Sull’annosa questione del diritto al risarcimento per i medici che hanno frequentato le scuole di specializzazione senza borsa di studio dal 1983 al 1991, la recente sentenza della Corte di Cassazione n. 5275 del 6 marzo scorso ha chiarito alcuni punti importanti:
– se la specializzazione è iniziata e terminata prima del 01/01/1983 non vi è diritto ad alcun risarcimento;
– se la specializzazione è iniziata prima del 01/01/1983 e terminata dopo tale data, non vi è diritto ad alcun risarcimento;
– se la specializzazione è iniziata dopo il 01/01/1983 il diritto al risarcimento si è prescritto il 27/10/2009 a meno che il medico non riesca a dimostrare di aver compiuto qualche atto interruttivo della prescrizione (per esempio aver inviato una raccomandata a.r. alla Presidenza del Consiglio dei Ministri e/o all’Università dove ha frequentato) prima del 27/10/2009.
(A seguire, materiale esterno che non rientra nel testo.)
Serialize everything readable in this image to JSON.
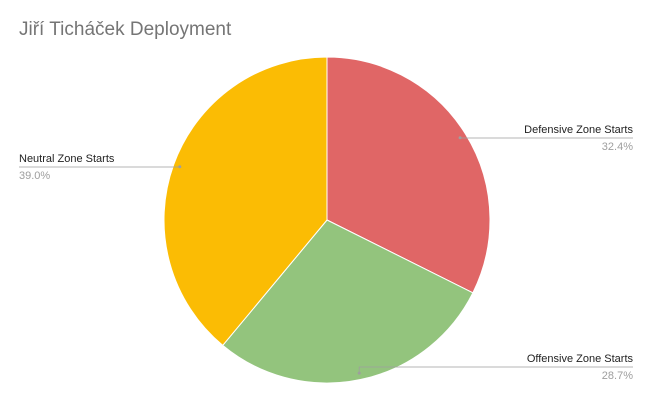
{
  "chart_data": {
    "type": "pie",
    "title": "Jiří Ticháček Deployment",
    "slices": [
      {
        "label": "Defensive Zone Starts",
        "value": 32.4,
        "value_label": "32.4%",
        "color": "#e06666"
      },
      {
        "label": "Offensive Zone Starts",
        "value": 28.7,
        "value_label": "28.7%",
        "color": "#93c47d"
      },
      {
        "label": "Neutral Zone Starts",
        "value": 39.0,
        "value_label": "39.0%",
        "color": "#fbbc04"
      }
    ],
    "start_angle": "12 o'clock",
    "direction": "clockwise",
    "legend": "none",
    "labels": "outside with leader lines"
  }
}
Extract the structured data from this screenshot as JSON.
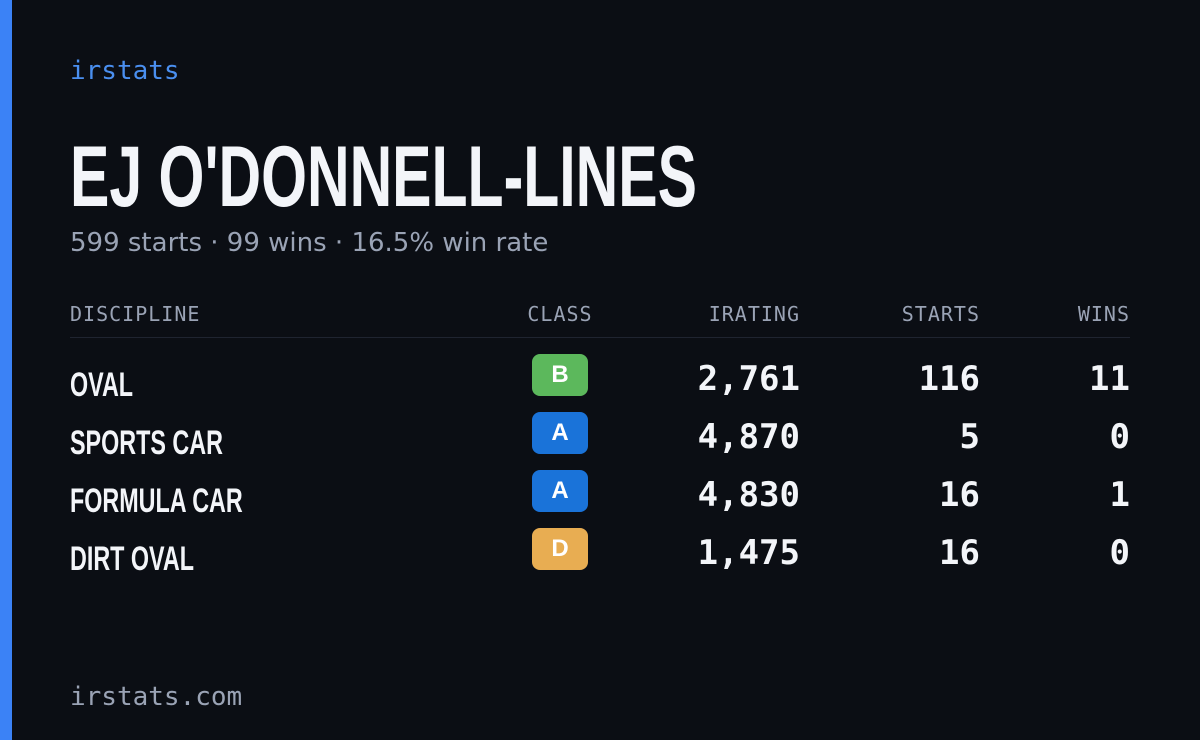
{
  "brand": "irstats",
  "title": "EJ O'DONNELL-LINES",
  "subtitle": "599 starts · 99 wins · 16.5% win rate",
  "table": {
    "headers": [
      "DISCIPLINE",
      "CLASS",
      "IRATING",
      "STARTS",
      "WINS"
    ],
    "rows": [
      [
        "OVAL",
        "B",
        "2,761",
        "116",
        "11"
      ],
      [
        "SPORTS CAR",
        "A",
        "4,870",
        "5",
        "0"
      ],
      [
        "FORMULA CAR",
        "A",
        "4,830",
        "16",
        "1"
      ],
      [
        "DIRT OVAL",
        "D",
        "1,475",
        "16",
        "0"
      ]
    ],
    "badge_colors": {
      "A": "#1a73d9",
      "B": "#5cb85c",
      "D": "#e8ad52"
    }
  },
  "footer": "irstats.com"
}
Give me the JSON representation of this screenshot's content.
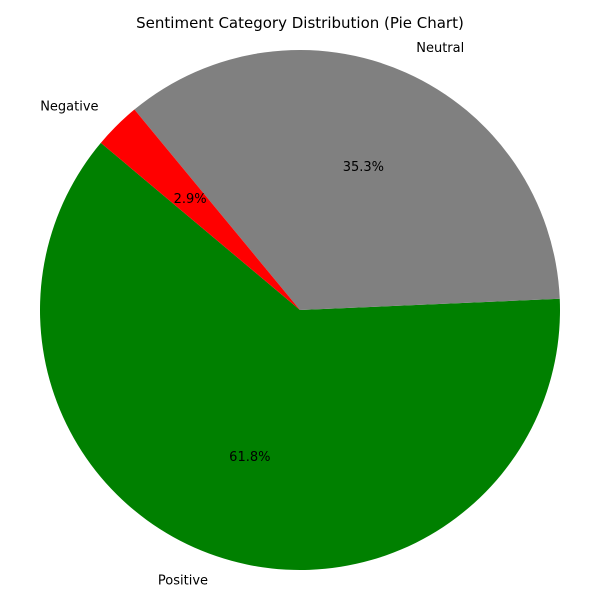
{
  "chart_data": {
    "type": "pie",
    "title": "Sentiment Category Distribution (Pie Chart)",
    "slices": [
      {
        "label": "Positive",
        "value": 61.8,
        "percent_label": "61.8%",
        "color": "#008000"
      },
      {
        "label": "Neutral",
        "value": 35.3,
        "percent_label": "35.3%",
        "color": "#808080"
      },
      {
        "label": "Negative",
        "value": 2.9,
        "percent_label": "2.9%",
        "color": "#ff0000"
      }
    ],
    "start_angle_deg": 140,
    "direction": "counterclockwise",
    "legend": "none"
  }
}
Ciò precisato, si ricorda che comunque la causa civile per ottenere il risarcimento per mancata borsa di studio non ha mai un esito scontato e prevedibile e bisogna comunque essere consapevoli dei tempi e dei costi della giustizia italiana. Spetta pertanto al singolo medico decidere a titolo personale se intentare la causa o meno e, in caso decida di farla, se rivolgersi ad un legale di propria fiducia o ad una associazione di tutela collettiva.

L’Ordine dei Medici di Prato non ha convenzioni o accordi con studi legali e ogni decisione su questa materia è rimessa alla libera valutazione di ogni medico.